The secret ballot was eventually introduced in the UK in 1872, and implemented widely in the US in 1890. It has been so successful that most people do not even realize voting was ever done a different way.

And yet, the Iowa and Nevada caucuses, and their like in Wyoming and North Dakota, still harken back to this bygone era.

Of course, modern caucus-goers are not subjected to intimidation or bribery like voters in the 19th century. However, the public nature of the caucus means they are still liable to be influenced or otherwise coerced when attempting to cast their vote. As the Washington Post puts it, “the arcane process involves allegiance-switching and deal-brokering among different camps.”

Being forced to vote in front of the scrutiny of their friends and coworkers can lead to many participants feeling unable to vote for the candidate of their choice for fear of being judged. And, just as worrisome, such fear can lead to many staying home and not voting at all.

For example, at the recent Nevada caucuses on February 22, a Culinary Workers’ Union official observed the caucus site at the Bellagio resort in Las Vegas. Given that the union has criticized Bernie Sanders’ ‘Medicare-for-All’ plan, it is understandable that workers planning on voting for the Vermont senator might feel intimidated by the caucus.
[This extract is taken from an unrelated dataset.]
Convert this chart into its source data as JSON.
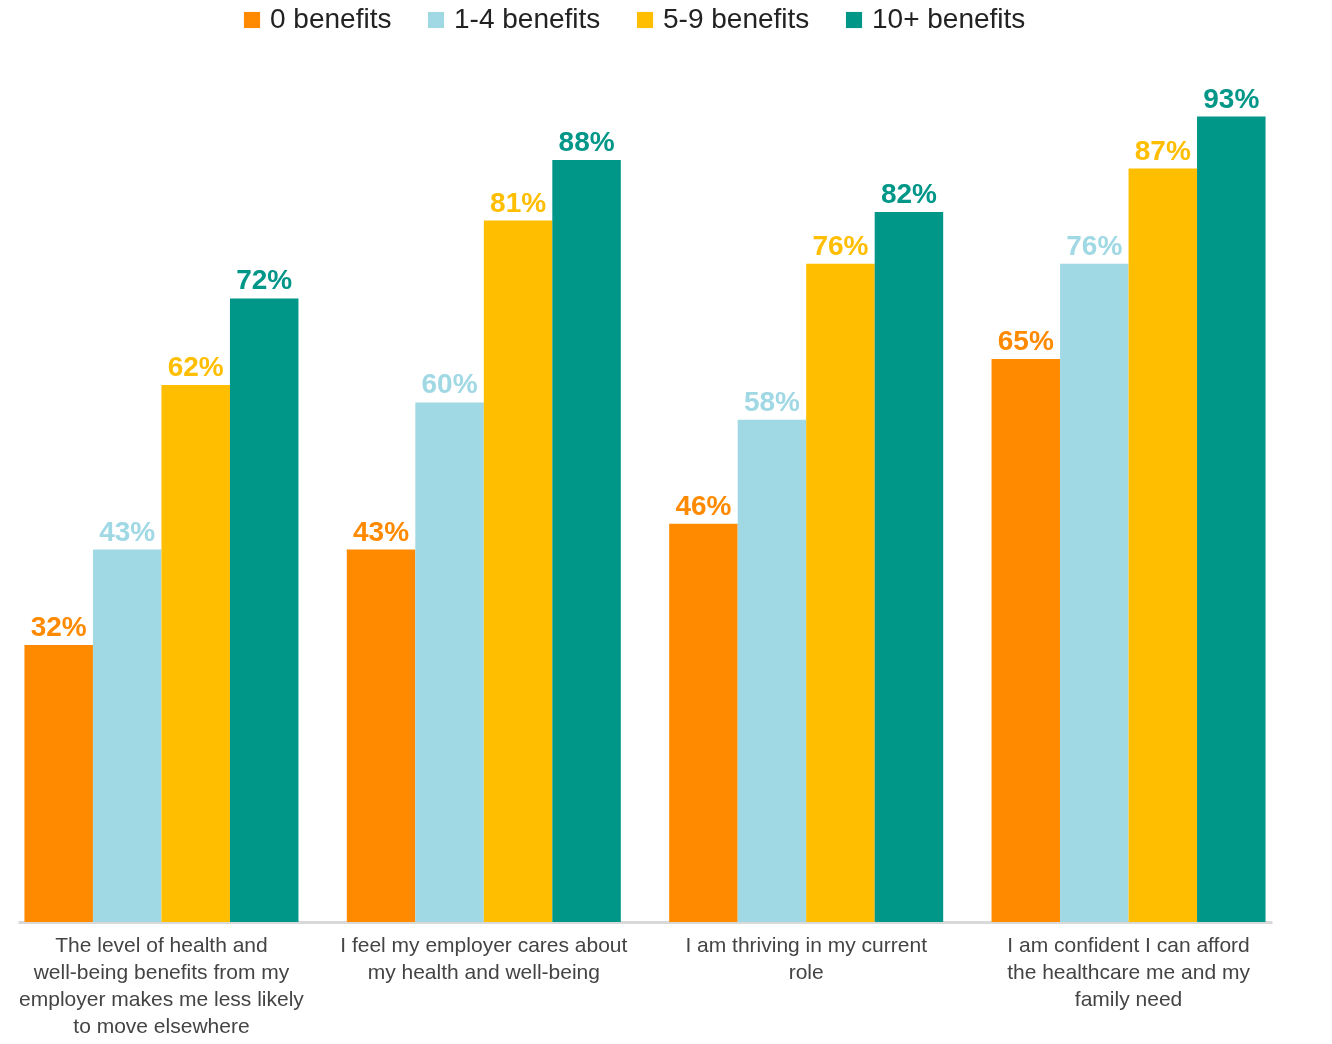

Caucuses are not simply undemocratic because of their public nature, however. They are fundamentally inaccessible to many citizens. The caucus process can take several hours, often on a weekday evening, sometimes in the middle of winter. For many people, such as those who have to stay late for work or who have children to take care of, caucusing is unfeasible

The effect of these factors can be seen in the primary turnout numbers for states with nominating caucuses. And the differences can be shocking.

In Minnesota, which did away with its caucuses in favor of a primary after the last election, turnout for the 2016 presidential election was 74 percent. But for the caucuses? Just 8 percent.

More evidence can come from comparing the turnout from the first two nominating contests: Iowa and New Hampshire. In 2016, turnout for the New Hampshire primary was 52 percent of eligible voters. For the Iowa caucuses, it was just 15.7 percent.

The caucuses are an inaccessible, convoluted relic. If such states are serious about improving democracy, they should follow the example of states like Minnesota, Maine, and Kansas and do away with such an undemocratic practice.